I appreciate comrade Rosa Janis’s full-blown Cosmonaut article written in response to my letter or short article, even its acknowledgement of my being “an early proponent of the ‘neo-Kautskyism’ that influenced us” (although I was much, much more aggressive than that).
More importantly, I appreciate the disclaimer about the article having a polemical tone. I will endeavour to respond as level-headed as I can. Yells of “stupidpol” or “chauvinist,” without proper disclaimers for constructive discussion, are hardly productive, to say the least.
First and foremost, I would like to clarify that, on sociocultural issues (not political economy), I’m not a working-class social conservative, but rather a working-class social utilitarian or social “opportunist.” This has absolutely nothing to do with Lenin’s use of the term from 1914 onwards, much less any hint of renegacy on my part, thankfully. That said, I favour the greatest good for the greatest number. This submission is not the best place to articulate, for example, my act-utilitarian views on abortion, up to and including the third trimester.
Second, I am also very much aware that today’s working-class elements amongst the Millennial generation, including “Millennial Socialists” and the “Millennial Marxist” subset therein (including me), are unprecedentedly more progressive on sociocultural issues. Not even more socially conservative elements desire to bring back the social conservatism of the 1950s.
Third, I don’t see how the rest of the article’s second paragraph demonstrates that I’ve abused something.
While I do agree with the bottom half of the fourth paragraph, I must disagree with the top half. My class analysis has always been different from the “traditional” Marxist understanding of having a large, heterogenous petit bourgeoisie pool, but is also different from the popularization of the professional-managerial “class.” Very professional workers, like myself, are professional workers, and still belong to the working class. Those who are responsible for productive coordination of labour belong to the coordinator class. Those who are responsible for managing capital belong to the modern bourgeoisie outright, as functioning capitalists (the terminology from Engels). I presented this class analysis even during the earliest days of being a ‘neo-Kautskyism’ proponent.
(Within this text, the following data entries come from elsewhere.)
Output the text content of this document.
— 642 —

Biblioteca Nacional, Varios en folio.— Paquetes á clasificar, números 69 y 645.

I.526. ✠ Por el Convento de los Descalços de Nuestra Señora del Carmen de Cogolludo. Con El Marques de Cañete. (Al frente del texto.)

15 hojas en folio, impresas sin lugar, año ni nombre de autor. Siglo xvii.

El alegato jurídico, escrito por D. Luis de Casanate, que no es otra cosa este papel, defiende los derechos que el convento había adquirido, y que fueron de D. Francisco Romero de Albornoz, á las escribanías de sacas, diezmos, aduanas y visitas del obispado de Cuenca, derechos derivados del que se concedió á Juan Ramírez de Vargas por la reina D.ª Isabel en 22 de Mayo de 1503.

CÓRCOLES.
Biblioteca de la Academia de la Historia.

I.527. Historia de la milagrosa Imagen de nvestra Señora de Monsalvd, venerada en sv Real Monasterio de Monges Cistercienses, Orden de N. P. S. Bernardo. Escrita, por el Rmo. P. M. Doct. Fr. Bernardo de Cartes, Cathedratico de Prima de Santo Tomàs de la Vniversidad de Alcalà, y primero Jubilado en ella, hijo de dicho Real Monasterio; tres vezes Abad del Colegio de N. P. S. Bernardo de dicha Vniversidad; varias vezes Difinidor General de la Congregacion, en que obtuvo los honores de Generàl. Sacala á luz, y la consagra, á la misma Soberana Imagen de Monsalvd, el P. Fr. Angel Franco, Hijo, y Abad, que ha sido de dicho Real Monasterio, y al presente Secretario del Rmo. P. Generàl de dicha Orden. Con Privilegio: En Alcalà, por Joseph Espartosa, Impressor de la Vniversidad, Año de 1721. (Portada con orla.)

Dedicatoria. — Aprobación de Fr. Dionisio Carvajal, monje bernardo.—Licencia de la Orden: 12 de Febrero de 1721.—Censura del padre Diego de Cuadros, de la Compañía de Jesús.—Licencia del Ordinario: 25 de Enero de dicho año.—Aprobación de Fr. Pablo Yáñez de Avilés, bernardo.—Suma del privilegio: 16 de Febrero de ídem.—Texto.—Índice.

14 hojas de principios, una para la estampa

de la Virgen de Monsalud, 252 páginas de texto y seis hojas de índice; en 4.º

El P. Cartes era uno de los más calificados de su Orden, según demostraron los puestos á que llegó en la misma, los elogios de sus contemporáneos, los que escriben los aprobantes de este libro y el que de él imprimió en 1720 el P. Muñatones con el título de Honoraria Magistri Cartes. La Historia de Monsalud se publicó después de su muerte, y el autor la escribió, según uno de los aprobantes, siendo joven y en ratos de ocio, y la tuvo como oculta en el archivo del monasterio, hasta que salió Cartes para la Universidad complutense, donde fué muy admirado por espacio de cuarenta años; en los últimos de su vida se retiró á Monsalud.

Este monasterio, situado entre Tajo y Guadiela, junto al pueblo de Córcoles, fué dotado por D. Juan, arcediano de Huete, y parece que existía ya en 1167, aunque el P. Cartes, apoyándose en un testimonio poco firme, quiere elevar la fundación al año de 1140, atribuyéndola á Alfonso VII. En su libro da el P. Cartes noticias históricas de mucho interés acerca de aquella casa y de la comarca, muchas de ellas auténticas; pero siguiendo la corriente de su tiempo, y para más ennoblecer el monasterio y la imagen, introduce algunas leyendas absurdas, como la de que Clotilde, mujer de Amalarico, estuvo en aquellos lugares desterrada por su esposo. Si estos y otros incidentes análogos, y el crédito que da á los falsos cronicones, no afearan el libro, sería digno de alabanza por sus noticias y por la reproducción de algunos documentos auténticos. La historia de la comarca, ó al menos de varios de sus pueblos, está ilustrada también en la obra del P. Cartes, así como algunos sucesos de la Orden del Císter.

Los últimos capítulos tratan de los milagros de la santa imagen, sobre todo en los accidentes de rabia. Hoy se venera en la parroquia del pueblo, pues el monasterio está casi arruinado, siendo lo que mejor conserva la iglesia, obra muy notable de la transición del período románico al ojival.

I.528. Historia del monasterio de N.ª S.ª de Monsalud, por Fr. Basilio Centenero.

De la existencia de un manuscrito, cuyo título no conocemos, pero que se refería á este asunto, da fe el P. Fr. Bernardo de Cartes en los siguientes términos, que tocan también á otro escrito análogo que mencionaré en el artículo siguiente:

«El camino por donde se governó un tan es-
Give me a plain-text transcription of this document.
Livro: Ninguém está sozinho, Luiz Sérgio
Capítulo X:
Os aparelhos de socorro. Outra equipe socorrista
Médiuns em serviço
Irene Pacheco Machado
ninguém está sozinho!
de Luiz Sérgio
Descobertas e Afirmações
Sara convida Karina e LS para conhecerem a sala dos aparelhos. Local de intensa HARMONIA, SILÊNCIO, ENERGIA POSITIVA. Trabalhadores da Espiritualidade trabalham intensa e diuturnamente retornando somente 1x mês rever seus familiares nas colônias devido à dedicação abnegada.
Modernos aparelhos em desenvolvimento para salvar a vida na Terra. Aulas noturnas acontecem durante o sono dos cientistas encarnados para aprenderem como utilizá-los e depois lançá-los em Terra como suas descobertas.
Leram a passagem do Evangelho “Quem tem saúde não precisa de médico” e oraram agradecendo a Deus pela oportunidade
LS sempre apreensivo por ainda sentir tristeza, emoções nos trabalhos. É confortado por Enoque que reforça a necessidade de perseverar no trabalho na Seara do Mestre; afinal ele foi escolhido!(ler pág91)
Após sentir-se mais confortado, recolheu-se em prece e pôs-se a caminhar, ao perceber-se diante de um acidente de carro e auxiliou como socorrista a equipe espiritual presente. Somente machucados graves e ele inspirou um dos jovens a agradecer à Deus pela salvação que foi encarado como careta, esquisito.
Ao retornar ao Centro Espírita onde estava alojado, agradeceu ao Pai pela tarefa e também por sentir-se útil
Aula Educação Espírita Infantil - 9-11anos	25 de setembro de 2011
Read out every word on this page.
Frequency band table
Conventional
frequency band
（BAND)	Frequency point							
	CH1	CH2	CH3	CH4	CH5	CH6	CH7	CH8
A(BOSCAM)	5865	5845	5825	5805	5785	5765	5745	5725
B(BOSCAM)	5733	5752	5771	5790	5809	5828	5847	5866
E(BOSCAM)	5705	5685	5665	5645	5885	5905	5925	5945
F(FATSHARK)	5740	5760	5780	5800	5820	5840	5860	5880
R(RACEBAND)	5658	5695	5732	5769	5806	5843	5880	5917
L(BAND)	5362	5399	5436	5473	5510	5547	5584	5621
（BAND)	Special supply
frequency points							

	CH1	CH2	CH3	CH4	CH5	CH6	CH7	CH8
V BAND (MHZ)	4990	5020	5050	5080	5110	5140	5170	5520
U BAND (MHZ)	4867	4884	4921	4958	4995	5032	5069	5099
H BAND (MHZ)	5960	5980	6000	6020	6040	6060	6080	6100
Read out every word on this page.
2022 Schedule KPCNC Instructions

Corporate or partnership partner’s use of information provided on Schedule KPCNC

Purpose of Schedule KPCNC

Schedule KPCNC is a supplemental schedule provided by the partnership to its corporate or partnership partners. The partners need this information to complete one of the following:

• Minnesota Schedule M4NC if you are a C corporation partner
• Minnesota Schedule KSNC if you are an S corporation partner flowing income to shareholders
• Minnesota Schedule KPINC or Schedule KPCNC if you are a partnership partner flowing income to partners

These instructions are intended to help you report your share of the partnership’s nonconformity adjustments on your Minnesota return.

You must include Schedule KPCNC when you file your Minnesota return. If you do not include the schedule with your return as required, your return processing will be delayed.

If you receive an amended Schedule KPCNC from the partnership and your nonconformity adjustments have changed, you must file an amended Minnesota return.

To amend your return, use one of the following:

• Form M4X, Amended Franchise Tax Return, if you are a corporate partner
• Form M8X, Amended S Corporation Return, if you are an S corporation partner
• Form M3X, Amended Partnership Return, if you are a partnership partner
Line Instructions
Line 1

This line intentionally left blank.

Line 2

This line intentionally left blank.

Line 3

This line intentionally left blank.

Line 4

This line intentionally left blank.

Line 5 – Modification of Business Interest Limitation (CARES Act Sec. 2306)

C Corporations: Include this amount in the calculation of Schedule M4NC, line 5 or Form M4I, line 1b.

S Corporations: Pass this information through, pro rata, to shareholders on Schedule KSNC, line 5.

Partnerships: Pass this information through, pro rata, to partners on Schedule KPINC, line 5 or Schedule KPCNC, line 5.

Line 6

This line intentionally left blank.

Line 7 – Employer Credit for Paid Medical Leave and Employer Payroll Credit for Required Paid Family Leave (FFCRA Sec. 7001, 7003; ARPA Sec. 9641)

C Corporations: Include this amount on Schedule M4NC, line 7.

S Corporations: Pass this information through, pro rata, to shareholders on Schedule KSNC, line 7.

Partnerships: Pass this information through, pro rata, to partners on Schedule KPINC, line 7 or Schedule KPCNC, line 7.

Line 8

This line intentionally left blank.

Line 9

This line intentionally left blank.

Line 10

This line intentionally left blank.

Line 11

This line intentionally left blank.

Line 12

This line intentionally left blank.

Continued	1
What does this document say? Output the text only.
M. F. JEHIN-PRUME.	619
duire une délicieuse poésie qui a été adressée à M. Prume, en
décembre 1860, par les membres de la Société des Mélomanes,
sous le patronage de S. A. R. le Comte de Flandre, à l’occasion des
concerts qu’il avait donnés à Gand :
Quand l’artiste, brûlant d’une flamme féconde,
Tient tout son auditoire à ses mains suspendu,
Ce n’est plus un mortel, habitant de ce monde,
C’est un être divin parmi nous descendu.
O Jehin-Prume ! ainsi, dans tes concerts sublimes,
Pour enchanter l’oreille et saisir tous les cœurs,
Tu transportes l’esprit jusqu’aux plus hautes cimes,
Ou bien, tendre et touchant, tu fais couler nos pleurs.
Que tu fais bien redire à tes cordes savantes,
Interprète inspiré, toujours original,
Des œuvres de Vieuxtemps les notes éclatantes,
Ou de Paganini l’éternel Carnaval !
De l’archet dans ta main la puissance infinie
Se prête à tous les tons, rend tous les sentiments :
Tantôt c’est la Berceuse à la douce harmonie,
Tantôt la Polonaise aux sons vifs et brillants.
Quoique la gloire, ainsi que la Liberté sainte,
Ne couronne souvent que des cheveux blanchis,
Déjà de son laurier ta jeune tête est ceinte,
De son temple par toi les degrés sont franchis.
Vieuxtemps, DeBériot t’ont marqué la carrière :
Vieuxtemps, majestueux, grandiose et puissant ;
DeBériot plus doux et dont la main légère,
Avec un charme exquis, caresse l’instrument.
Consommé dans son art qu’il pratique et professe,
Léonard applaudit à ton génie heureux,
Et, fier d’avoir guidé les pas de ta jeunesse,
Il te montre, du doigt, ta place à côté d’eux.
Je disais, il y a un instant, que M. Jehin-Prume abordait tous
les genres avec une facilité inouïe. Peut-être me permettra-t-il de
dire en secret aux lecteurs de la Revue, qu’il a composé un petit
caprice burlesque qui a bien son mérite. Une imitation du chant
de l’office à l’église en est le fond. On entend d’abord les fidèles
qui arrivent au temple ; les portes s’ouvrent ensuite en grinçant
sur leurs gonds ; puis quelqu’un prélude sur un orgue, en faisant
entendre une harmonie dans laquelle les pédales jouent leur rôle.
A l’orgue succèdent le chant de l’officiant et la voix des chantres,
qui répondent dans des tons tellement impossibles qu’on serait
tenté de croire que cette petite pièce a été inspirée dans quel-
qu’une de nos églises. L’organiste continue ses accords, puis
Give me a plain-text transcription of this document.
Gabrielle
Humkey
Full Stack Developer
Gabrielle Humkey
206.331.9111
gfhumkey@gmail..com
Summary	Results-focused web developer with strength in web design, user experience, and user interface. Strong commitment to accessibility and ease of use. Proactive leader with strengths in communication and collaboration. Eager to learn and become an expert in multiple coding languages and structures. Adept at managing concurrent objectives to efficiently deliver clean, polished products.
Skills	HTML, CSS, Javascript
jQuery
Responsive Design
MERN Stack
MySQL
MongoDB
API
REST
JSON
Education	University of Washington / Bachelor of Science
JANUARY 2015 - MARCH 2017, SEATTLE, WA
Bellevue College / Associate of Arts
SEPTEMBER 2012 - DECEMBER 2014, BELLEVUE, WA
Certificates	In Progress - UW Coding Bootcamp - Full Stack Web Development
The fifth paragraph is correct only in reference to chauvinist social conservatism: faith, family, and folk. It is incorrect in reference to non-chauvinist social conservatism, the latter of which forms the basis of working-class social conservatism.
Between the fifth paragraph and the Historical Responses section, I honestly think we are arguing over each other over semantics. Victorian social conservatism was mentioned, and this is, in my opinion, an example of bourgeois social conservatism and not petit-bourgeois social conservatism. Let’s get out of the way my non-political support for legalization and protections for sex workers (i.e., supporting it but outside the context of a class political program). Since this section mentions one detail of non-gendered bodily autonomy (sodomy, as opposed to abortions, which is gendered bodily autonomy), I would also like to mention two things: that the Erfurt Program was thankfully not modified in any way, shape or form to accommodate “Sexual Revolution” agenda items, and that I’m not exactly supportive of nudism.
Now, nowhere in my letter or short article did I suggest accepting chauvinist social conservatism as an authentic class position. I certainly did not say that comrade Paul Cockshott’s views on gender are an example of real working-class social conservatism. I did say that they are not “economistic.”
Moreover, I did suggest accepting non-chauvinist social conservatism as an authentic class position. Again, I am not arbitrarily labelling certain positions petit-bourgeois social conservatism and other positions working-class social conservatism. My semantics are based on enough concrete sociological history.
With more than enough precedents to support my own position, I would like to reiterate that identity issues beyond basic civil rights need to be left out of any worker-class movement’s program. Neither the Eisenachers nor the Lassalleans saw the need for them. Neither Marx nor Guesde saw the need for them. Neither the pre-WWI SPD nor the inter-war USPD saw the need for them. Neither the Old Bolsheviks nor the 1917 Bolsheviks saw the need for them. Unfortunately, even my act-utilitarian views on abortion are not important enough to merit “sociocultural section” consideration. I would also like to reiterate the “opportunist” need to insert a select few Prohibition or Nanny State planks, here and there.
As before in working-class political history, games of chance and gambling should be banned, hooliganism should be deemed a criminal offense, and violent video should be prohibited. Going against Lenin’s grain, for example, that nudism has not been fully legalized may be a good thing. Outdoor golfing is a “1%” sport, and calling for its prohibition for environmental reasons may be an imperative, but a better solution would be to replace outdoor golfing altogether with its ecologically-friendlier and more working-class alternative: indoor golfing.
While Marx may have been argued about the need to replace the wage system altogether, not just to have “fair wages,” and while shorter working hours as a necessity has been discussed, the lumpen “right to be lazy” is not the way to go. This tends to alienate people even from the full potential of, according to socialist Pat Devine, rotating between the managerial, creative, skilled, unskilled, and caring categories of labour. Still, any working-class opposition to the “right to be lazy” is no excuse to entertain “shirkers vs. strivers” garbage, by being prejudiced towards actual lumpen people.